Many will say that the most important skill an entrepreneur needs is the vision. Of course, no business would ever add value to the current environment if there wasn’t for visionary and inspired entrepreneurs willing to challenge the status quo. However, every day is marked by hundreds of new ideas and companies that promise to the way we do everything. This is one of the reasons for which the overall investors’ pessimism is on the rise and the due diligence process keeps getting more complicated.
Why are pitch decks important?
There are many ways to make your startup stand out to potential investors. There are also very important steps, like creating a concept, doing feasibility and awareness tests and creating real hype about what you plan to launch.
If you are past these points and do not have the possibility to attract investors by yourself, the best strategy is to look for professional help. Investment and crowdfunding platforms offer just that. They already have a vast investor database and can offer you the necessary exposure. However, having access to an investors database is not enough, as you also need to convince them that your company functions properly and at the end of the funding round you will be taking it to the next level.
This section should be brief, as you have plenty of aspects to cover in your pitch deck, but catchy, as a good impression here means more attention paid to the aspects that aim to convince your audience that the company can add value. Talking about what inspired you to be in front of them and what motivates you is a good start. Do not forget to set a background for the next sections, like what your company does and what your next steps are.
After that, focus on the problem you are trying to solve. Attach research data if you think it’s relevant, but do not make this section longer than the others. It’s important to make the investors aware of the fact that your company solves a real problem to a certain group of people. because an investor must have a clear vision of how your business will change something or come up with a solution that will be accepted by your target audience, thus generating revenue and return on investments.
Whether we are talking about FinTech or Food and Drink, there are plenty of companies, from startups to corporations, who aim to add value in the same field. This section should highlight the difference between what you are offering and what the market is offering . Don’t make this section too long by trying to tackle all the problems your industry has, as investors know when an entrepreneur aims too high.
This should be the longest and most comprehensive section of your pitch deck. Present what your strategy is for solving the issues from the previous one. Don’t get too technical, but don’t miss information without which your concept would not work either. If you have video animations or relevant worksite pictures, include them here.
Describe who your potential customers are. How many clients do you expect at each stage? Who would be most receptive to your idea? What actions in terms of marketing do you have to take to achieve your desired numbers? , present your audience demographics.
Market and competition
Depending on your company or product, there are two possible approaches for this section. If you aim to tackle an emerging or non-existing market, focus on how the new market would look: when and from where you can expect competition, market size and fluctuations and aggregator factors. If you aim to add value to an already developed market, focus on your competitors: who they are, what their market share is and how are you going to gain their potential customers.

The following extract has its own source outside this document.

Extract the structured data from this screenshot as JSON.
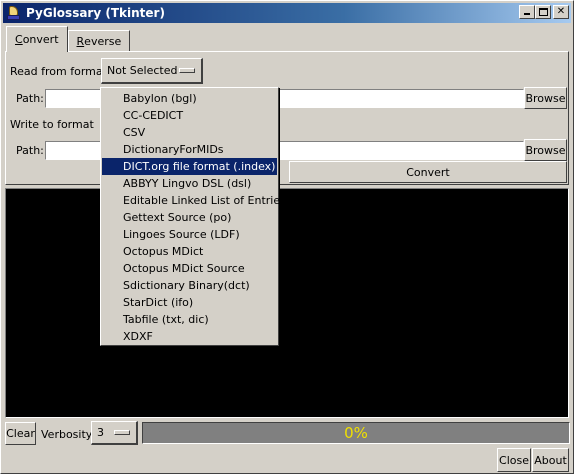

By this point, you probably made it clear that your solution is efficient and delivers added value to the customers. But you need to gain something from this aside from the satisfaction of changing people’s lives. Describe your business model, so the investors can know what profit they should expect at any point. No matter how good a business may sound in its startup phase, without an efficient business model, unaccounted losses and spending may occur. Prove to the investors that you are not only a visionary, but a businessman too.
It’s important that this part comes at the end of your presentation because before talking money, investors should believe or want to believe in the change you bring. Keep in mind that if your business is still at the idea stage, it is probably too early for equity funding. The value of an early-stage business will be low unless there is a patent or a very experienced team, so you would have to sell a big share of the business to raise funding at this stage. A small business loan can be a solution in this kind of situations, so be realistic about your options.
, present the people that make everything you talked about possible. It is often said that people invest in people, so make sure everyone’s role in the project is properly presented. If someone has special qualifications, like being part in other successful projects or an extensive field-expertise, make sure that is also highlighted. Do not forget to leave a few contact details, so investors whose attention you caught the eye of can reach you and ask for more details if they don’t get the chance or are not sure of the pitch.
All startups are different. If you think there are more important things than the ones presented above, feel free to add them. But remember, try to stay away from lengthy statistical data or complicated terms. Your presentation should contain an accurate description of your company and the solution it offers. Keep in mind that everything should be explained in a way that even an uninformed person would understand your business model.